Loyalty is a concept we all share. Although, I don’t think we give it much thought until we find ourselves in a position where we feel someone else has betrayed us or we are accused of doing the betraying.
So what is loyalty? The Oxford Learners Dictionary defines loyalty as the quality of being faithful in your support of someone or something. Being faithful is open to wide interpretation; it could mean faithfulness in romantic relationship, it could mean having confidence in a sports team, or it could simply mean having your friends back. Or it could mean all of the above if you actually have a unwavering loyalty.
Whatever your thoughts on loyalty maybe, there’s no denying that once you have chosen not to be loyal the damage is irreparable. However, the foundations couldn’t have been sturdy to warrant disloyalty to begin with. If you concede that none of us is perfect, and being disloyal is a flaw, one you regret, then surely continually being anything other than remorseful is the death knell in any given friendship or relationship. After all if you didn’t have someone’s back a number of times, why should they trust you again?
From a more equanimous and spiritual stand point, betrayal is something we are destined to experience, it’s part of life, however, it doesn’t follow that we should leave ourselves open to experience it again, and again, from the same parties.

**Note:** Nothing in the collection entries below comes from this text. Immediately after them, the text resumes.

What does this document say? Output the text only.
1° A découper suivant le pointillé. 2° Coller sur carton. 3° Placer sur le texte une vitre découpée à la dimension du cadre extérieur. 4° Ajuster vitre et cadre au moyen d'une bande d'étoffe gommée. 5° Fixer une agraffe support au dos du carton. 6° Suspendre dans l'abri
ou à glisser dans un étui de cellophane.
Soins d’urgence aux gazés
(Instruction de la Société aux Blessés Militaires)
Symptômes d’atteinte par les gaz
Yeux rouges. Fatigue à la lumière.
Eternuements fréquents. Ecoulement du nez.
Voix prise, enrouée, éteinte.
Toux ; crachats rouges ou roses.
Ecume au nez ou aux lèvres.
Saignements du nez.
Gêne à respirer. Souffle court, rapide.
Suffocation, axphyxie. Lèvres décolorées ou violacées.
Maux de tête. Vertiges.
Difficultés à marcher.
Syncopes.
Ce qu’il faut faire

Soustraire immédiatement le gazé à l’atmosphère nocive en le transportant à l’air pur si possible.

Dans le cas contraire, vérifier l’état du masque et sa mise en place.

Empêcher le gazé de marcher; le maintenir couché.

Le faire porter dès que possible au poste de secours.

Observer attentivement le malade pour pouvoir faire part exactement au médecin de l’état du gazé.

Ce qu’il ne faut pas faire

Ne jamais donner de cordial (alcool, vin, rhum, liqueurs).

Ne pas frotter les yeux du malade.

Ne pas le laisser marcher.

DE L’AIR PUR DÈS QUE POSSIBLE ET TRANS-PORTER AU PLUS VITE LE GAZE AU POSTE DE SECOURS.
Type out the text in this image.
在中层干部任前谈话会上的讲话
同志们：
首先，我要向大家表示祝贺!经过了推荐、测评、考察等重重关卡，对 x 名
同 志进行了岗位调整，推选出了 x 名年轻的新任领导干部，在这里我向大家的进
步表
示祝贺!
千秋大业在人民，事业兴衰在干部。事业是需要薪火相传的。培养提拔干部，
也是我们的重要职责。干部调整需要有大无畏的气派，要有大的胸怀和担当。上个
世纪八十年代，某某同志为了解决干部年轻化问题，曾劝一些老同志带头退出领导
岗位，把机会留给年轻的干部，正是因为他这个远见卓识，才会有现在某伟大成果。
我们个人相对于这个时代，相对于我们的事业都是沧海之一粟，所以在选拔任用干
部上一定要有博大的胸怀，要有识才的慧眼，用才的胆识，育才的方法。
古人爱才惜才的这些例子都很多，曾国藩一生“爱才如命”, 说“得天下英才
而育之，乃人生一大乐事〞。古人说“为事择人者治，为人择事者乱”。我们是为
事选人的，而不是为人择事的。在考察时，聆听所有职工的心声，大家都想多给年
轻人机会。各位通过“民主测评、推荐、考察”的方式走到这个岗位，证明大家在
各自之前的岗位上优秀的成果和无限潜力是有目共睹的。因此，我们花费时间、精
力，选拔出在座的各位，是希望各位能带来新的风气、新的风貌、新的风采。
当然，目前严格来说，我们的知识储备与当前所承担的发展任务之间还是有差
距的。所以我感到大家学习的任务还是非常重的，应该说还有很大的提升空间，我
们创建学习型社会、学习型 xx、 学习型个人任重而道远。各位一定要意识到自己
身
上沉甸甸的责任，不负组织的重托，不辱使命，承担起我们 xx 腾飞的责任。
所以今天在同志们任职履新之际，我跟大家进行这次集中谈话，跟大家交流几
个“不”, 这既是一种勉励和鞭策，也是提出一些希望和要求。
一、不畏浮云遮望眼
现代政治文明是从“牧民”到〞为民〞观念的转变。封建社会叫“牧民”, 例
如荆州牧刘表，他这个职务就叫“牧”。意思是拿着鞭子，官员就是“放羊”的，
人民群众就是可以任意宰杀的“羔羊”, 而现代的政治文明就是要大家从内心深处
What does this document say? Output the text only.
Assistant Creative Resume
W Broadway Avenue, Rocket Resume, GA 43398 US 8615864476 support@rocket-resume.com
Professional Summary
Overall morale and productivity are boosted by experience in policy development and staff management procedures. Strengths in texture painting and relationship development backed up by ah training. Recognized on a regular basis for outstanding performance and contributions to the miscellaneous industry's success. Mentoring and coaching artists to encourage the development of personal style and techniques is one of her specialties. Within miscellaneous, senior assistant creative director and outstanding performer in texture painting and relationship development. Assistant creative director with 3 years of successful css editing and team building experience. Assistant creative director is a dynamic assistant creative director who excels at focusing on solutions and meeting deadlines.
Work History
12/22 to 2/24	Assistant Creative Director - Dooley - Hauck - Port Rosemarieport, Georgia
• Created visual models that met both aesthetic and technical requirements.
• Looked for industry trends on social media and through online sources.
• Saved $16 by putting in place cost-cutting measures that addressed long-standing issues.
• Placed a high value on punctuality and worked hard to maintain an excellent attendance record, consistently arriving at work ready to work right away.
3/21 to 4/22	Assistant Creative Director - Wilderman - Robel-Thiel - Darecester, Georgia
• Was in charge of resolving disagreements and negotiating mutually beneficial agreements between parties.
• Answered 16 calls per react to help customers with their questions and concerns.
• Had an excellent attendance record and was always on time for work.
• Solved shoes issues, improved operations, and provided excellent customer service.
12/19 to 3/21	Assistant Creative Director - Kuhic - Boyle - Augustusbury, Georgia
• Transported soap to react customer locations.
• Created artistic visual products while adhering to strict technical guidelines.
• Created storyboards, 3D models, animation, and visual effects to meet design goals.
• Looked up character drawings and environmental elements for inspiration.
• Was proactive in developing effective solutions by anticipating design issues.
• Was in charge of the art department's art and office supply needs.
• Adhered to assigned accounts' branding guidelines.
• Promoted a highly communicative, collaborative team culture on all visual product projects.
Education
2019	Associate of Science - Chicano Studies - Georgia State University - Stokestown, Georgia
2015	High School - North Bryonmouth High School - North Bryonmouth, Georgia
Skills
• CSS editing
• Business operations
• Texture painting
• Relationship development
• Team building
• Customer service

Also if they are disloyal they will inevitably be unreliable.
There is no monetary price tag on loyalty, it’s not part of any transactional model. It comes from within, it’s part of our moral values and defines strength of character. If you think anything is more important than faith in those you profess to love, for example your ego, your image, how others perceive you, then I put to you; you only love yourself.
From a personal standpoint, disloyalty is something I may forgive but am unlikely to forget. Once my trust is betrayed I’m unlikely to trust again.